Иначе и быть не может.
"ЕЛЬЦИН СОШЕЛ С УМА"
4 августа, в среду, утром я встречался с Волошиным.
Хотел посоветоваться с Александром Стальевичем, когда все-таки решать вопрос о новом премьере. В сентябре-октябре или сейчас - в августе.
Осенью, вполне возможно, внешние причины для отставки найдутся. Понятные для всех. Но нужно ли ждать, пока ситуация дозреет сама? Причина-то, в сущности, одна: Степашин не может быть политическим лидером на парламентских и президентских выборах.

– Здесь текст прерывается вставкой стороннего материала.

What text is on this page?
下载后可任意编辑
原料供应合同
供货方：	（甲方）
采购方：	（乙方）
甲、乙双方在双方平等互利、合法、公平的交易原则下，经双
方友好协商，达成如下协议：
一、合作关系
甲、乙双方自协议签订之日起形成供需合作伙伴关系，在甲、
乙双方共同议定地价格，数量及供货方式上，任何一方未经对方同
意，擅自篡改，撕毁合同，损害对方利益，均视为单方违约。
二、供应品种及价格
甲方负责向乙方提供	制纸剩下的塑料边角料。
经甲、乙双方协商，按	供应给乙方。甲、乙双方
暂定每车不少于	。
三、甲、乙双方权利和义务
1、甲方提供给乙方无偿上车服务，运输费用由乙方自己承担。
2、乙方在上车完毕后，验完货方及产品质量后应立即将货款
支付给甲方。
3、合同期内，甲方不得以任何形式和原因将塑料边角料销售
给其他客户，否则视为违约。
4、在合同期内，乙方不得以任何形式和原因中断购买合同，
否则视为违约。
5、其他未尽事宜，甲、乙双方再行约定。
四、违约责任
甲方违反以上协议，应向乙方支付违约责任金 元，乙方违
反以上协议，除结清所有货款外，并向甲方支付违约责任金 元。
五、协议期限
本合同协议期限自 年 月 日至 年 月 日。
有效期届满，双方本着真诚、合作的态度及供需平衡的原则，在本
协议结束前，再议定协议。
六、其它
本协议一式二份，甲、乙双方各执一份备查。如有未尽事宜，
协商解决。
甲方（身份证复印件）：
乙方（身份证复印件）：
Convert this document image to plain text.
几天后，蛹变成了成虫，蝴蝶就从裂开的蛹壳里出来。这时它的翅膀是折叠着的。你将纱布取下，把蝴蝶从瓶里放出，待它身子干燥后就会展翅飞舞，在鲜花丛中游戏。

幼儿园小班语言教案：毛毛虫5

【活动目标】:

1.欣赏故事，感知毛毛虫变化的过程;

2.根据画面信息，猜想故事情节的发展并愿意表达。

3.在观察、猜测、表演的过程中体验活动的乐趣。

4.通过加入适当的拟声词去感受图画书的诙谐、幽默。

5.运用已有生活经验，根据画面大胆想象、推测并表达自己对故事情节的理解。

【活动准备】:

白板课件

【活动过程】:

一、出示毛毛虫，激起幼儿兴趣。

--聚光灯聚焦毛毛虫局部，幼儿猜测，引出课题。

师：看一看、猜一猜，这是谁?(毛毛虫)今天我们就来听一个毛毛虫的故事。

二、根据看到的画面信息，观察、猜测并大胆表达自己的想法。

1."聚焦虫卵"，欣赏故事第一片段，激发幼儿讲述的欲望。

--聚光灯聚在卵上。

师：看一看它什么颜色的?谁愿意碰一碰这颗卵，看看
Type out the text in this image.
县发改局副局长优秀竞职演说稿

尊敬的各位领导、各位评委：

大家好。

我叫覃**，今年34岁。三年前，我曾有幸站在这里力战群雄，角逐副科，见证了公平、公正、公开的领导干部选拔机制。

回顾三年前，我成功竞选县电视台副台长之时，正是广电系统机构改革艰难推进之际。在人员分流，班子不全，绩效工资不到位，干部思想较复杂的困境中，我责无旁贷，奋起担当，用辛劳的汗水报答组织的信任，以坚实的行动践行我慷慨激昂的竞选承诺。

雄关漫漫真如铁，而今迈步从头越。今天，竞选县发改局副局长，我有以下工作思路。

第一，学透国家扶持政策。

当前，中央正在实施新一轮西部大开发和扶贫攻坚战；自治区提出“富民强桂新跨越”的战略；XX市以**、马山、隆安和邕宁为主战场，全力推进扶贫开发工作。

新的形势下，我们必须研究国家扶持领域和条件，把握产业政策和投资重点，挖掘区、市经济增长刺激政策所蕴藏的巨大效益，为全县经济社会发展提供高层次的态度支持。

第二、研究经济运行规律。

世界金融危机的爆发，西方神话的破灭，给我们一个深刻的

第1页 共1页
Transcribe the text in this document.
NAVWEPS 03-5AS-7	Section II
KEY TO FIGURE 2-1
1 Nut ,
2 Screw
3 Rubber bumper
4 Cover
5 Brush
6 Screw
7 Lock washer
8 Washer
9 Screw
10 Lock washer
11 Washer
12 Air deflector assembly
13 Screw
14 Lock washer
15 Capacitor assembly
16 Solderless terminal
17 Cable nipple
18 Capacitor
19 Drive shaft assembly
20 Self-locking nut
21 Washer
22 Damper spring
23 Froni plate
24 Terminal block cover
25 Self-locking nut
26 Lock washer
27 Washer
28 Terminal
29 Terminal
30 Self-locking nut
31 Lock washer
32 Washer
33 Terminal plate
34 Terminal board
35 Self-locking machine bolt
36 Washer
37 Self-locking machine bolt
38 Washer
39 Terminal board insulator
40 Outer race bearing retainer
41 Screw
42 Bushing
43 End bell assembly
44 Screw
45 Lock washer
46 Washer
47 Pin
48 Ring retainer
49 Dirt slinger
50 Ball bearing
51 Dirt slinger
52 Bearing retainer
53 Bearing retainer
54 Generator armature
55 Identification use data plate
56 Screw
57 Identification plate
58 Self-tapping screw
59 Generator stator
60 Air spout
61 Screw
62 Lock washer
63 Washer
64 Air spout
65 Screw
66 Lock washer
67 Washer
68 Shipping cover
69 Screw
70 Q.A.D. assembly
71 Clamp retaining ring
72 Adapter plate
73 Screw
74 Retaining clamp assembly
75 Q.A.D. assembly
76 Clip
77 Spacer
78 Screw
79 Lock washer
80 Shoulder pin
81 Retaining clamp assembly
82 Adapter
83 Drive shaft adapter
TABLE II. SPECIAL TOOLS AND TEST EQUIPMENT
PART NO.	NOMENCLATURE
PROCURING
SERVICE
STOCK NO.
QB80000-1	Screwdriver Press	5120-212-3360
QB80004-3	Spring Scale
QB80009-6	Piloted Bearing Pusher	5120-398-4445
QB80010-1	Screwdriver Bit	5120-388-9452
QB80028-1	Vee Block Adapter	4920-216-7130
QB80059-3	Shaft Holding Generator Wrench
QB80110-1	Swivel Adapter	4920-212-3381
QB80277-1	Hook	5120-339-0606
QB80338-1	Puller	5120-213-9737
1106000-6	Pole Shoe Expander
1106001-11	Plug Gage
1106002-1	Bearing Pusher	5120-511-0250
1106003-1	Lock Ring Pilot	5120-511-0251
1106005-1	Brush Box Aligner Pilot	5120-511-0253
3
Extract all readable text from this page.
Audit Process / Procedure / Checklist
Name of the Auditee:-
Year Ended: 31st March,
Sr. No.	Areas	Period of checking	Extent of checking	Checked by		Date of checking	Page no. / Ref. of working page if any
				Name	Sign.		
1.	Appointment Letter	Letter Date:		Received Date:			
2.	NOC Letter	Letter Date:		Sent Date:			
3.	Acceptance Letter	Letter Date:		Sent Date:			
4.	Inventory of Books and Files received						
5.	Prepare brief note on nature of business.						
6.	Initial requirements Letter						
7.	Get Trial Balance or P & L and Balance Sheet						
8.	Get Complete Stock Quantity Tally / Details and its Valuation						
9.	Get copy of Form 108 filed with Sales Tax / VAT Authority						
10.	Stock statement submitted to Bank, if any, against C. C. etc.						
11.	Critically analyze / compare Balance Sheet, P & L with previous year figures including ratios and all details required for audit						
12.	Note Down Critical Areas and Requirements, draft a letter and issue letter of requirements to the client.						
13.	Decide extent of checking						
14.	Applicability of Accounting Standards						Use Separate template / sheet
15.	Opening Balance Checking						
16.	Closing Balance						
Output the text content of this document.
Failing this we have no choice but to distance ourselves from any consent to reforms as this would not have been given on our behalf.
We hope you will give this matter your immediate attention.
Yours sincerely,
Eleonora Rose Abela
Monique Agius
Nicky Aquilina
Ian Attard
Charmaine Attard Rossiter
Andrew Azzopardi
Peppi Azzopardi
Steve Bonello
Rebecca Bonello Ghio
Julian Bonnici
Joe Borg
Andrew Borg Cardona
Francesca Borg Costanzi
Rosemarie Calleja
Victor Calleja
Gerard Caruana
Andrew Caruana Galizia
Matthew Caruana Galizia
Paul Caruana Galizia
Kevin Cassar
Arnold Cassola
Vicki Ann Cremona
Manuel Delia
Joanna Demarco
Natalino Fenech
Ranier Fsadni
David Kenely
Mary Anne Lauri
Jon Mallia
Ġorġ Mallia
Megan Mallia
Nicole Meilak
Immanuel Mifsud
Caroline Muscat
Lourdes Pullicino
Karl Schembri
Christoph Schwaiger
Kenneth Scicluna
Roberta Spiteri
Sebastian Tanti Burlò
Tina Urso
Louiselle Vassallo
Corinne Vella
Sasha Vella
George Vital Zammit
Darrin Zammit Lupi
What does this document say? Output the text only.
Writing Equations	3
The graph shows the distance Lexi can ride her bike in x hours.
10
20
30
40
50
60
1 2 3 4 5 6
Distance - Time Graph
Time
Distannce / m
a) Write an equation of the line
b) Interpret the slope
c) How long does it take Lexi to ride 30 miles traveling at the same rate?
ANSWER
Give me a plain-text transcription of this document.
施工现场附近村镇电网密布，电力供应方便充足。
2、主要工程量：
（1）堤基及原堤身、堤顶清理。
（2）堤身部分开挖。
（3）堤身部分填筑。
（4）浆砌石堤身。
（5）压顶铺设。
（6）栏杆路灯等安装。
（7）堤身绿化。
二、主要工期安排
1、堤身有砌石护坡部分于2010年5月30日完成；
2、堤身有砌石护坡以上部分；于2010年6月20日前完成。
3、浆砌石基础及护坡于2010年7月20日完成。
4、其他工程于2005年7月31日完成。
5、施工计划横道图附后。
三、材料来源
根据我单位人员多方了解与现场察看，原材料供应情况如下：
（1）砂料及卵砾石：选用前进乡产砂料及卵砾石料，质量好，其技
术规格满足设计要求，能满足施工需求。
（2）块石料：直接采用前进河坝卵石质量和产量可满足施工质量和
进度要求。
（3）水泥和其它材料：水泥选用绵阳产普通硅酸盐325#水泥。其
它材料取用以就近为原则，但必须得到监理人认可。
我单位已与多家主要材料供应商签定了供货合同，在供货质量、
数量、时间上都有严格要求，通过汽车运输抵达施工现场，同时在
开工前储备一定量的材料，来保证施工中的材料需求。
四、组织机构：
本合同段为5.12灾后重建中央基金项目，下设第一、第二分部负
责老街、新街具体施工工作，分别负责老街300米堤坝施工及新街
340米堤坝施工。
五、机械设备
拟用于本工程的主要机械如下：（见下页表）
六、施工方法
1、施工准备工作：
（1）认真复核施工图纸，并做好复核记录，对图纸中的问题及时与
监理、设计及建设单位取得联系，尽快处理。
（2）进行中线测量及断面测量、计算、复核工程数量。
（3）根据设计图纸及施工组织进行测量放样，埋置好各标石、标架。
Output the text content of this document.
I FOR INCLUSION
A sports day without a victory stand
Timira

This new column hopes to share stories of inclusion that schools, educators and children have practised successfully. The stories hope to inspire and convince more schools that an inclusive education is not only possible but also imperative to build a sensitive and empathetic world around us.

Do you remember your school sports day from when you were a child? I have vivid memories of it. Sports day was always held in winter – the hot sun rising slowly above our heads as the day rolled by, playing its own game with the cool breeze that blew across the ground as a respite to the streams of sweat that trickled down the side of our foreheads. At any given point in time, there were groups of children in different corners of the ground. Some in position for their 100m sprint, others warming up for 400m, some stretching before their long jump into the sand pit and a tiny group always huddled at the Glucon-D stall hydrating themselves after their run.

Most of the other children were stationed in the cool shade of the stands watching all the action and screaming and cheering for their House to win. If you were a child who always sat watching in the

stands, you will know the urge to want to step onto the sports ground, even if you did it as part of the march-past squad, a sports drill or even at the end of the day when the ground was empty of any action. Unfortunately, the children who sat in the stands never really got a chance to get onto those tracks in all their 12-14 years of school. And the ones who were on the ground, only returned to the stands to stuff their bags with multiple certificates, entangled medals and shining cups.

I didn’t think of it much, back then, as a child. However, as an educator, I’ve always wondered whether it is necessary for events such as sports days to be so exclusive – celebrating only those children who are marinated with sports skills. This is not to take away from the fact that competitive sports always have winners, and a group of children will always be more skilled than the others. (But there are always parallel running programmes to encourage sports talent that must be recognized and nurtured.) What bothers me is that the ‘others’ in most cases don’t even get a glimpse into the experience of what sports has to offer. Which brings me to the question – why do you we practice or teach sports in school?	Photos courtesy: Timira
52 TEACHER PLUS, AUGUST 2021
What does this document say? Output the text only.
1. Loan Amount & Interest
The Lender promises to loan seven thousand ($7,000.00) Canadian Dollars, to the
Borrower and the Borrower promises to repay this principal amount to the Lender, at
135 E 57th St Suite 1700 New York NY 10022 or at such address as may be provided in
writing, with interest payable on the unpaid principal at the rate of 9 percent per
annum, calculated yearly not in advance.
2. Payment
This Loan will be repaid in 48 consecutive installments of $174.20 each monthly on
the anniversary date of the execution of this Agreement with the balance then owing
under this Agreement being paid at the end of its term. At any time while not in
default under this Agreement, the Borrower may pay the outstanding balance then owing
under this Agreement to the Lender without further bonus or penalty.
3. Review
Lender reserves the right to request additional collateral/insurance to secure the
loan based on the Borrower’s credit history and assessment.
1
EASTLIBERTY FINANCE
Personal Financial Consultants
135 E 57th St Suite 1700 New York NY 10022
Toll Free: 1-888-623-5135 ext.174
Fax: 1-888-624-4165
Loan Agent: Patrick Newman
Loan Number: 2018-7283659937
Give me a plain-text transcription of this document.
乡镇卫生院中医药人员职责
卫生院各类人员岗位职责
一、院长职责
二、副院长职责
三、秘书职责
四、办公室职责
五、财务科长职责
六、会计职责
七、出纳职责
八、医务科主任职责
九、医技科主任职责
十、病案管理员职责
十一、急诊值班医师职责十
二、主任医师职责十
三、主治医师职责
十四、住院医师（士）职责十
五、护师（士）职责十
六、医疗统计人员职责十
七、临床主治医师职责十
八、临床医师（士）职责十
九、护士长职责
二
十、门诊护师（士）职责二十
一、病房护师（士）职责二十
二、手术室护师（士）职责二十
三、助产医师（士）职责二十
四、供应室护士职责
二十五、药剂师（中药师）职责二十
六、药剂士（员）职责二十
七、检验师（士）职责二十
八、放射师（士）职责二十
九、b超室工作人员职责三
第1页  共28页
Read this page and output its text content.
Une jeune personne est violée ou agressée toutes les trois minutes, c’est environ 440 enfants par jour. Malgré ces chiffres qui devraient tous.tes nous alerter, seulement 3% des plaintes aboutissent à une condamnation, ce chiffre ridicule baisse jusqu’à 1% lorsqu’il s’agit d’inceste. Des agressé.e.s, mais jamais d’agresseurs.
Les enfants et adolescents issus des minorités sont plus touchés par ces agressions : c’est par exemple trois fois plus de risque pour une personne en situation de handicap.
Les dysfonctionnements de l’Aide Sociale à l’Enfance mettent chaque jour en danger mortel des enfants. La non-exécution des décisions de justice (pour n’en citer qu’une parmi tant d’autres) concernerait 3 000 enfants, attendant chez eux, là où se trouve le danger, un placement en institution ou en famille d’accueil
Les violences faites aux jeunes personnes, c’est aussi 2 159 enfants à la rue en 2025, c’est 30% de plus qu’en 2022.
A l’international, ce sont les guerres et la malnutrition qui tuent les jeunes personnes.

Да, сейчас отставка будет выглядеть совершенно нелогичной. Ну так и не нужно искать для нее логичных причин: якобы не справляется с тем или с этим. Нужно назвать реальную причину отставки: Путин! Путин - тот человек, с которым я связываю свои главные надежды. Тот человек, в которого я верю и которому могу доверить страну.
Август - самая отпускная пора. Назначение Путина будет как гром среди ясного неба. Все мгновенно накалится. Но несколько амортизирующих недель, когда людям так не хочется влезать в политику, выходить из благостного настроения, у нас будут.